Because my question involved multiple parameters (my location, time of year, time of day) the Google search wasn't helpful. The Chat one was easy.
I don't think it's a case of "one replaces the other". I think it's a case of another tool in the tool chest. I'll use both, depending on my question.
Incidentally think how useless Google is to a toddlers "why?" and how well say an audio assistant powered by Chat would handle it.
It felt amazing at first, but it keeps giving answers that are almost right but are actually wrong. Overall, it just does not provide a net benefit.
A few examples:
"Do we say take an internship or do an internship?"
"How to flatten an array of arrays in JS"
"Top 15 things to see in Milan, with Google Maps links"
a.) Searching a broad domain that I'm not familiar with. It finds concepts I simply would have missed if I were using Google.
b.) Asking dumb questions I'm too embarrased to ask a colleague as it often feels like everyone's familiar with the idea but myself.
c.) Understanding usage of math symbols. Often, authors use slightly different symbols in expressions, and that trips me up. Rather than guessing and hoping I'm interpreting symbols correctly, I ask ChatGPT. For this, I often just take a screenshot of the expression(s) I'm curious about, and ask ChatGPT to explain the expressions without providing other context. Then, if ChatGPT gets the domain and context correct, I feel confident that it's explanation of the terms is reasonably trustworthy.
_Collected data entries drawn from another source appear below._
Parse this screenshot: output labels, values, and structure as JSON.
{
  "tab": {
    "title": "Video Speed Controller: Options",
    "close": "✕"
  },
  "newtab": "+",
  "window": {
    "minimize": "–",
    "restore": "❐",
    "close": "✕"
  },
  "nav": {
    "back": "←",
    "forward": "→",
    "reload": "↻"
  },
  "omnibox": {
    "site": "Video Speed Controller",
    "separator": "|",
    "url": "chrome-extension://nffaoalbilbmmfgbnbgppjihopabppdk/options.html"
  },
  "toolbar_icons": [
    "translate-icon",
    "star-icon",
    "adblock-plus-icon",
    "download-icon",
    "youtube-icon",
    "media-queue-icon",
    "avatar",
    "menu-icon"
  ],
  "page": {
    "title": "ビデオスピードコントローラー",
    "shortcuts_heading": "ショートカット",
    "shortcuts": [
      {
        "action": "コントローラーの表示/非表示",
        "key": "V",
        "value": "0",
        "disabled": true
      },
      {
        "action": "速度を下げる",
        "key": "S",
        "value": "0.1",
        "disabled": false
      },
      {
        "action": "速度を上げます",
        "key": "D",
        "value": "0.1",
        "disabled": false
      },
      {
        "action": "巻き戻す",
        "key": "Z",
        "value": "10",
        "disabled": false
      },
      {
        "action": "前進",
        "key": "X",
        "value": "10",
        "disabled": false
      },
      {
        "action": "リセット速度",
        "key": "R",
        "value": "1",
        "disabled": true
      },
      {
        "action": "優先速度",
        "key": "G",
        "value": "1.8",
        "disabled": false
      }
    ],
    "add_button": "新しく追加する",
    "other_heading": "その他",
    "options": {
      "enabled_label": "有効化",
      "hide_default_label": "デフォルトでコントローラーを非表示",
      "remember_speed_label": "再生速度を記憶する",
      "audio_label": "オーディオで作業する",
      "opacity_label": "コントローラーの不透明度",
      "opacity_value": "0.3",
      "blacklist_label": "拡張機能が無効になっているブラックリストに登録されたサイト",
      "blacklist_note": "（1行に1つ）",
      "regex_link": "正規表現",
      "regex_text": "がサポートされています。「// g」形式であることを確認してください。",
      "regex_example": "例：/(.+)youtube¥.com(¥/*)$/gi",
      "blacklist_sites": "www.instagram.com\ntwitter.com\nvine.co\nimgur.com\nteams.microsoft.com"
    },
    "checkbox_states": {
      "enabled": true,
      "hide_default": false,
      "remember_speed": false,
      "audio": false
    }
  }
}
d.) Similar to 'c', but more deeply, clarifying content in text books or online courses, where I can't or don't want to wait for an instructor or peer response. There are so many frustrating occurances in educational material where an author glosses over a concept as "being obvious" or they "leave it to the reader as an excessive to derive". Really chaps my ass - I bought the material to learn efficiently, not spend hours pulling my hair out deriving a concept that's been omitted. So, I ask chat GPT. I recently had an epit 30-minute exchange with ChatGPT-4 on ROC curves. There is actually an unspoken assumption that after plotting measured specificity and sensitivity values (between 0 and 1), you must artificially connect the last point to coordinate (1,1), even though a small subset of models will not actually measure a value of (1,1). The discussion with ChatGPT helped me tease out the logic and see that the reason this concept is ommited is because it's highly unlikely to have model with no (1,1) ROC value, but I did confirm my suspicion that something was indeed being omitted, if not actually misunderstood, by educators explaining the concept. Could just be me, buy that kind of thing will stick in my crawl for years if I let it go unresolved. Bottom line, I think chatGPT, in this sense, is a good sounding board for reflecting how most everyone in the world "thinks" about a concept (especially very niche ones - not that ROC is niche) and you can indeed have a logical argument with chatGPT that is useful.
I expect these will only improve in time, but it's helping me right now.
I will say that writing prompts comprehensively in proper syntax and grammer/punctuation seems to yield considerably better results. Perhaps because a lot of the information archived in literature and white papers is written that way and chatGPT is effectively just an echo chamber for archived material. It seems like people try to use cave man-like "Google Search English" or chat/text slang, results are incomplete or off the mark. I speak English, so I'm not sure if this observation extends to other languages.